Reflecting on learning and seeing the world in exciting new ways.

Posts tagged ‘ece’

Experiential learning

Ever since I participated in a three-day workshop about inquiry based learning with Lane Clark back in 2001, I have kept her words in my head: “Are we educating our children for our past or their future?” As I spend more time pondering the relationship between formal and informal professional learning, I try to keep in mind what is essential, what is desirable, and what is probably unnecessary in the programmes we develop. We take care to unpack and differentiate between the phrases ‘just in case’ and ‘just in time’ learning, but I can’t help but wonder where all the ‘just in case’ learning goes at the end of a programme or course. Two key thoughts arise for me:

  1. Just by describing a skill or competency as essential, we automatically make this a priority. But does this mean it needs to be taught via  a formal presentation or workshop before learning that is deemed desirable, or can learners participate when they are ready for this experience?
  2. What is the most effective way to cement essential learning and ensure that it makes it into our teaching practice?

I believe that in order for effective, long term learning to take place, learners need to be able to experience, experiment, fall back, fall forwards, pick themselves up and try again. It is a natural instinct to learn this way when we are young but rarely makes it into the realm of adult professional learning. Why is this? What is it about an experiential learning approach that is deemed less favourable for teaching educators essential skills and competencies relating to their teaching practice?

Babies and young children are the ultimate experiential learners, always figuring things out on the job. They don’t stick to a formal learning program. We have basic learning objectives and desired outcomes for them (walk, talk, etc) but they are not aware of our agenda; they probably wouldn’t care if they knew, anyway. Parents support their babies’ learning as they figure out each vital stage in their development, but ultimately they work out how to sit up, pull themselves up, experiment with sounds, start taking tentative steps, and do things when they are ready. A pre-designed plan doesn’t come into it, yet the outcomes are usually quite successful with long-lasting results.

Early childhood teachers recognise children’s natural tendencies for experiential learning and have used these concepts as a basis for the ECE curriculum. A good teacher recognises the value in finding out what their learners are currently able to do, knowing where they what their student to end up, deciding what the next learning step should be, and supporting them in order to achieve success. I would like to see us do more of this when it comes to professional learning in the workplace. Just as we wouldn’t expect a baby to go from sitting up to running in one giant learning step, we need to be mindful of the goals we want professionals to achieve and ensure well-scaffolded learning pathways exist

So how can we make professional learning for educators as experiential as the learning that we experience in our first few years?


Walking the talk

I am a primary teacher by trade. Although I have held, and currently hold, other positions related to education, my roots are in teaching and I’m very proud of that fact. Throughout my career, I have had experience in working with educators and leaders from all sectors (early childhood, primary, secondary and tertiary, including special needs educators). This has allowed me a very privileged view of each of the sectors, observing how they operate, how they are similar, and how their subtle nuances reflect and ultimately complement each other. There are many, many areas which overlap, as one would naturally expect.

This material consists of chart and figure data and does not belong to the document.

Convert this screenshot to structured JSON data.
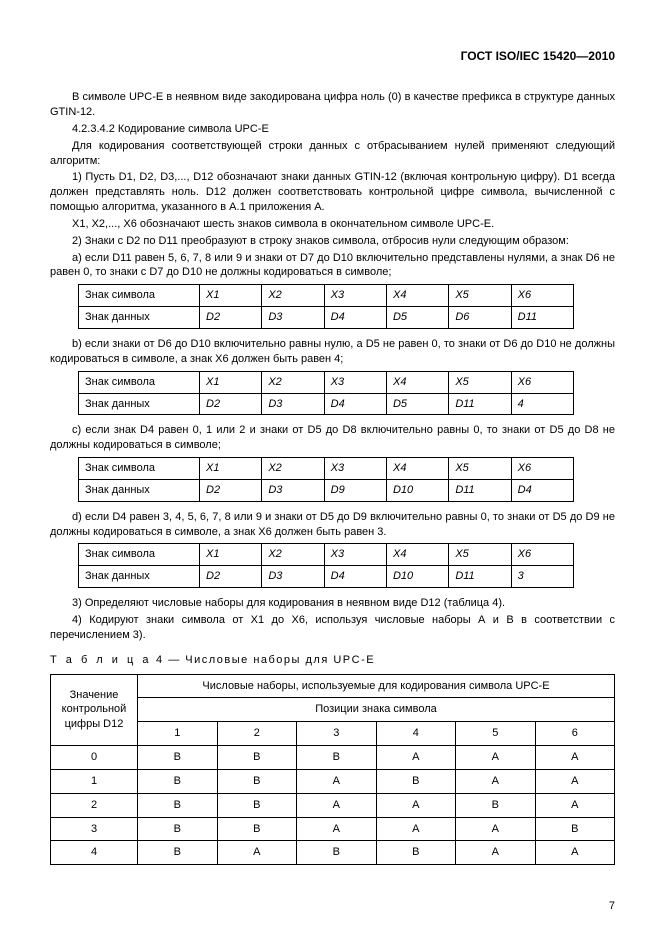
{
  "header": "ГОСТ  ISO/IEC 15420—2010",
  "p1": "В символе UPC-E в неявном виде закодирована цифра ноль (0) в качестве префикса в структуре данных GTIN-12.",
  "p2": "4.2.3.4.2  Кодирование символа UPC-E",
  "p3": "Для кодирования соответствующей строки данных с отбрасыванием нулей применяют следующий алгоритм:",
  "p4": "1) Пусть D1, D2, D3,..., D12 обозначают знаки данных GTIN-12 (включая контрольную цифру). D1 всегда должен представлять ноль. D12 должен соответствовать контрольной цифре символа, вычисленной с помощью алгоритма, указанного в А.1 приложения А.",
  "p5": "X1, X2,..., X6 обозначают шесть знаков символа в окончательном символе UPC-E.",
  "p6": "2) Знаки с D2 по D11 преобразуют в строку знаков символа, отбросив нули следующим образом:",
  "p7": "a) если D11 равен 5, 6, 7, 8 или 9 и знаки от D7 до D10 включительно представлены нулями, а знак D6 не равен 0, то знаки с D7 до D10 не должны кодироваться в символе;",
  "row_lab_sym": "Знак символа",
  "row_lab_dat": "Знак данных",
  "t1_r1": [
    "X1",
    "X2",
    "X3",
    "X4",
    "X5",
    "X6"
  ],
  "t1_r2": [
    "D2",
    "D3",
    "D4",
    "D5",
    "D6",
    "D11"
  ],
  "pB": "b) если знаки от D6 до D10 включительно равны нулю, а D5 не равен 0, то знаки от D6 до D10 не должны кодироваться в символе, а знак X6 должен быть равен 4;",
  "t2_r2": [
    "D2",
    "D3",
    "D4",
    "D5",
    "D11",
    "4"
  ],
  "pC": "c) если знак D4 равен 0, 1 или 2 и знаки от D5 до D8 включительно равны 0, то знаки от D5 до D8 не должны кодироваться в символе;",
  "t3_r2": [
    "D2",
    "D3",
    "D9",
    "D10",
    "D11",
    "D4"
  ],
  "pD": "d) если D4 равен 3, 4, 5, 6, 7, 8 или 9 и знаки от D5 до D9 включительно равны 0, то знаки от D5 до D9 не должны кодироваться в символе, а знак X6 должен быть равен 3.",
  "t4_r2": [
    "D2",
    "D3",
    "D4",
    "D10",
    "D11",
    "3"
  ],
  "p8": "3) Определяют числовые наборы для кодирования в неявном виде D12 (таблица 4).",
  "p9": "4) Кодируют знаки символа от X1 до X6, используя числовые наборы А и В в соответствии с перечислением 3).",
  "caption_pre": "Т а б л и ц а",
  "caption_rest": "   4  — Числовые наборы для UPC-E",
  "t4h_left": "Значение контрольной цифры D12",
  "t4h_top": "Числовые наборы, используемые для кодирования символа UPC-E",
  "t4h_mid": "Позиции знака символа",
  "t4_cols": [
    "1",
    "2",
    "3",
    "4",
    "5",
    "6"
  ],
  "t4_rows": [
    [
      "0",
      "B",
      "B",
      "B",
      "A",
      "A",
      "A"
    ],
    [
      "1",
      "B",
      "B",
      "A",
      "B",
      "A",
      "A"
    ],
    [
      "2",
      "B",
      "B",
      "A",
      "A",
      "B",
      "A"
    ],
    [
      "3",
      "B",
      "B",
      "A",
      "A",
      "A",
      "B"
    ],
    [
      "4",
      "B",
      "A",
      "B",
      "B",
      "A",
      "A"
    ]
  ],
  "pagenum": "7"
}
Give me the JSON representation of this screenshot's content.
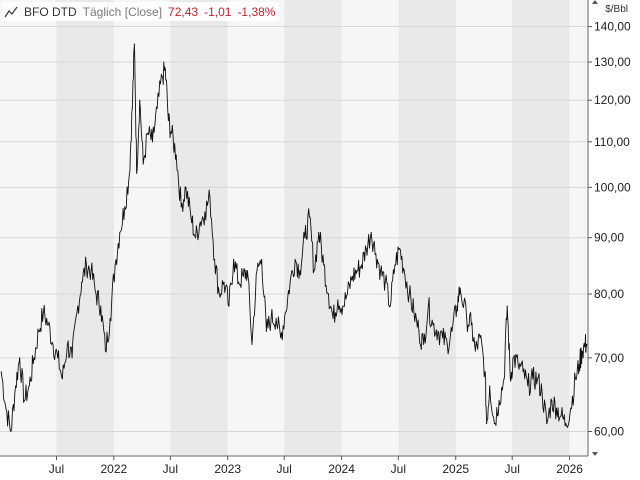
{
  "header": {
    "ticker": "BFO DTD",
    "frequency": "Täglich [Close]",
    "last": "72,43",
    "change": "-1,01",
    "change_pct": "-1,38%",
    "icon": "line-chart-icon"
  },
  "colors": {
    "line": "#111111",
    "band_dark": "#e9e9e9",
    "band_light": "#f6f6f6",
    "grid": "#d7d7d7",
    "negative": "#c8202a"
  },
  "chart_data": {
    "type": "line",
    "title": "",
    "xlabel": "",
    "ylabel": "",
    "unit_label": "$/Bbl",
    "y_scale": "log",
    "ylim": [
      57,
      148
    ],
    "xlim": [
      "2021-01-01",
      "2026-03-01"
    ],
    "grid": true,
    "y_ticks": [
      60,
      70,
      80,
      90,
      100,
      110,
      120,
      130,
      140
    ],
    "y_tick_labels": [
      "60,00",
      "70,00",
      "80,00",
      "90,00",
      "100,00",
      "110,00",
      "120,00",
      "130,00",
      "140,00"
    ],
    "x_ticks": [
      "2021-07-01",
      "2022-01-01",
      "2022-07-01",
      "2023-01-01",
      "2023-07-01",
      "2024-01-01",
      "2024-07-01",
      "2025-01-01",
      "2025-07-01",
      "2026-01-01"
    ],
    "x_tick_labels": [
      "Jul",
      "2022",
      "Jul",
      "2023",
      "Jul",
      "2024",
      "Jul",
      "2025",
      "Jul",
      "2026"
    ],
    "series": [
      {
        "values": [
          [
            "2021-01-05",
            68
          ],
          [
            "2021-01-20",
            63
          ],
          [
            "2021-02-05",
            60
          ],
          [
            "2021-02-20",
            66
          ],
          [
            "2021-03-05",
            70
          ],
          [
            "2021-03-20",
            64
          ],
          [
            "2021-04-05",
            66
          ],
          [
            "2021-04-20",
            70
          ],
          [
            "2021-05-05",
            74
          ],
          [
            "2021-05-20",
            77
          ],
          [
            "2021-06-05",
            75
          ],
          [
            "2021-06-20",
            72
          ],
          [
            "2021-07-05",
            70
          ],
          [
            "2021-07-20",
            67
          ],
          [
            "2021-08-05",
            72
          ],
          [
            "2021-08-20",
            70
          ],
          [
            "2021-09-05",
            77
          ],
          [
            "2021-09-20",
            82
          ],
          [
            "2021-10-05",
            85
          ],
          [
            "2021-10-20",
            84
          ],
          [
            "2021-11-05",
            80
          ],
          [
            "2021-11-20",
            78
          ],
          [
            "2021-12-05",
            71
          ],
          [
            "2021-12-20",
            76
          ],
          [
            "2022-01-05",
            85
          ],
          [
            "2022-01-20",
            91
          ],
          [
            "2022-02-05",
            96
          ],
          [
            "2022-02-20",
            103
          ],
          [
            "2022-03-01",
            118
          ],
          [
            "2022-03-08",
            135
          ],
          [
            "2022-03-15",
            103
          ],
          [
            "2022-03-25",
            120
          ],
          [
            "2022-04-05",
            105
          ],
          [
            "2022-04-20",
            112
          ],
          [
            "2022-05-05",
            110
          ],
          [
            "2022-05-20",
            118
          ],
          [
            "2022-06-05",
            126
          ],
          [
            "2022-06-15",
            128
          ],
          [
            "2022-06-25",
            115
          ],
          [
            "2022-07-05",
            112
          ],
          [
            "2022-07-20",
            107
          ],
          [
            "2022-08-05",
            96
          ],
          [
            "2022-08-20",
            100
          ],
          [
            "2022-09-05",
            94
          ],
          [
            "2022-09-20",
            90
          ],
          [
            "2022-10-05",
            93
          ],
          [
            "2022-10-20",
            95
          ],
          [
            "2022-11-05",
            98
          ],
          [
            "2022-11-20",
            86
          ],
          [
            "2022-12-05",
            80
          ],
          [
            "2022-12-20",
            82
          ],
          [
            "2023-01-05",
            78
          ],
          [
            "2023-01-20",
            86
          ],
          [
            "2023-02-05",
            82
          ],
          [
            "2023-02-20",
            83
          ],
          [
            "2023-03-05",
            84
          ],
          [
            "2023-03-20",
            72
          ],
          [
            "2023-04-05",
            84
          ],
          [
            "2023-04-20",
            86
          ],
          [
            "2023-05-05",
            74
          ],
          [
            "2023-05-20",
            76
          ],
          [
            "2023-06-05",
            76
          ],
          [
            "2023-06-20",
            73
          ],
          [
            "2023-07-05",
            77
          ],
          [
            "2023-07-20",
            82
          ],
          [
            "2023-08-05",
            86
          ],
          [
            "2023-08-20",
            84
          ],
          [
            "2023-09-05",
            90
          ],
          [
            "2023-09-20",
            94
          ],
          [
            "2023-10-05",
            84
          ],
          [
            "2023-10-20",
            91
          ],
          [
            "2023-11-05",
            85
          ],
          [
            "2023-11-20",
            80
          ],
          [
            "2023-12-05",
            76
          ],
          [
            "2023-12-20",
            79
          ],
          [
            "2024-01-05",
            78
          ],
          [
            "2024-01-20",
            80
          ],
          [
            "2024-02-05",
            83
          ],
          [
            "2024-02-20",
            84
          ],
          [
            "2024-03-05",
            85
          ],
          [
            "2024-03-20",
            88
          ],
          [
            "2024-04-05",
            91
          ],
          [
            "2024-04-20",
            87
          ],
          [
            "2024-05-05",
            84
          ],
          [
            "2024-05-20",
            82
          ],
          [
            "2024-06-05",
            78
          ],
          [
            "2024-06-20",
            85
          ],
          [
            "2024-07-05",
            88
          ],
          [
            "2024-07-20",
            84
          ],
          [
            "2024-08-05",
            80
          ],
          [
            "2024-08-20",
            77
          ],
          [
            "2024-09-05",
            74
          ],
          [
            "2024-09-20",
            72
          ],
          [
            "2024-10-05",
            78
          ],
          [
            "2024-10-20",
            75
          ],
          [
            "2024-11-05",
            74
          ],
          [
            "2024-11-20",
            73
          ],
          [
            "2024-12-05",
            72
          ],
          [
            "2024-12-20",
            74
          ],
          [
            "2025-01-05",
            78
          ],
          [
            "2025-01-15",
            81
          ],
          [
            "2025-02-05",
            76
          ],
          [
            "2025-02-20",
            75
          ],
          [
            "2025-03-05",
            71
          ],
          [
            "2025-03-20",
            73
          ],
          [
            "2025-04-05",
            68
          ],
          [
            "2025-04-10",
            61
          ],
          [
            "2025-04-20",
            66
          ],
          [
            "2025-05-05",
            61
          ],
          [
            "2025-05-20",
            64
          ],
          [
            "2025-06-05",
            67
          ],
          [
            "2025-06-15",
            78
          ],
          [
            "2025-06-25",
            67
          ],
          [
            "2025-07-05",
            70
          ],
          [
            "2025-07-20",
            69
          ],
          [
            "2025-08-05",
            68
          ],
          [
            "2025-08-20",
            66
          ],
          [
            "2025-09-05",
            67
          ],
          [
            "2025-09-20",
            67
          ],
          [
            "2025-10-05",
            65
          ],
          [
            "2025-10-20",
            61
          ],
          [
            "2025-11-05",
            64
          ],
          [
            "2025-11-20",
            63
          ],
          [
            "2025-12-05",
            62
          ],
          [
            "2025-12-20",
            61
          ],
          [
            "2026-01-05",
            63
          ],
          [
            "2026-01-20",
            67
          ],
          [
            "2026-02-01",
            69
          ],
          [
            "2026-02-10",
            71
          ],
          [
            "2026-02-20",
            72
          ],
          [
            "2026-02-25",
            72
          ]
        ]
      }
    ]
  }
}
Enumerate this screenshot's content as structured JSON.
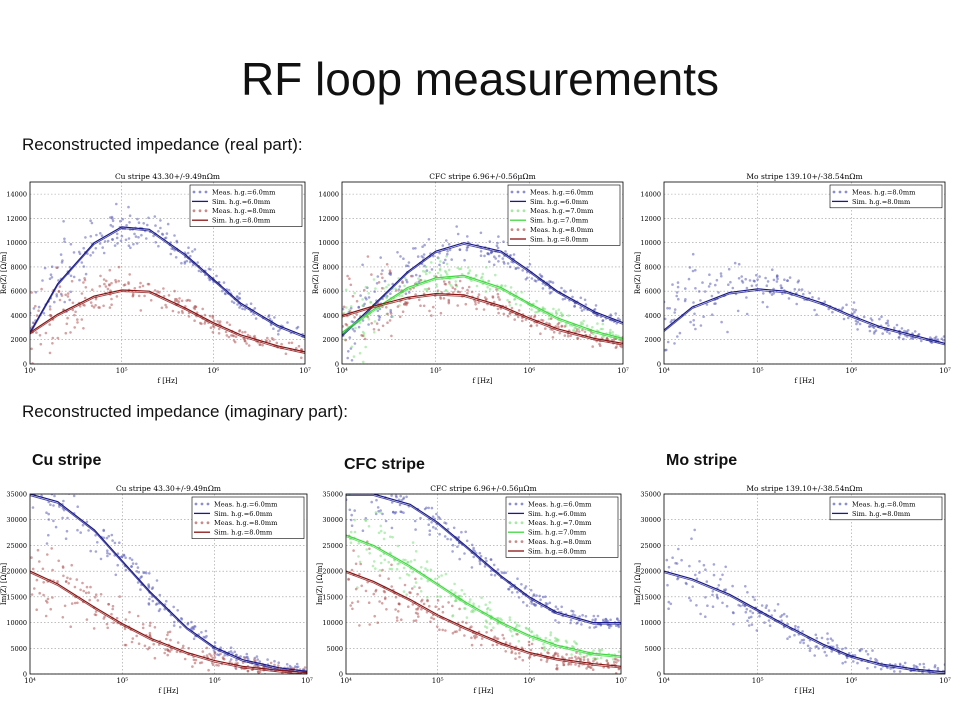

Te Whariki woven imageOn Thursday, I attended a professional learning session that was given by early childhood staff. They were talking about how their tutors work together as a team to deliver their degree and diploma level programmes in an open distance learning environment. Their philosophy for working is based on the five strands of the New Zealand early childhood curriculum policy statement, Te Whāriki. As a primary teacher with junior school experience, I am aware of the principles underpinning Te Whāriki; it was good to able to revisit these today.

What became clear to me during the session was the way that Te Whāriki makes a philosophy for teaching and learning explicit through its five strands: belonging, well-being, exploration, communication, and contribution. For me, these are the fundamental principles for effective teaching and learning in all contexts, no matter what sector the students belong to. The five strands are a way of walking the talk, or putting the philosophy into action.

What was new to me was the concept of using child voice questions to articulate each strand. These are the possible questions that children might ask, if they are able to, in relation to each strand. For example, the communication strand could be represented by the child voice question, “Do you hear me?”, and the belonging strand could ask, “Do you know me?”. It seems to make so much sense.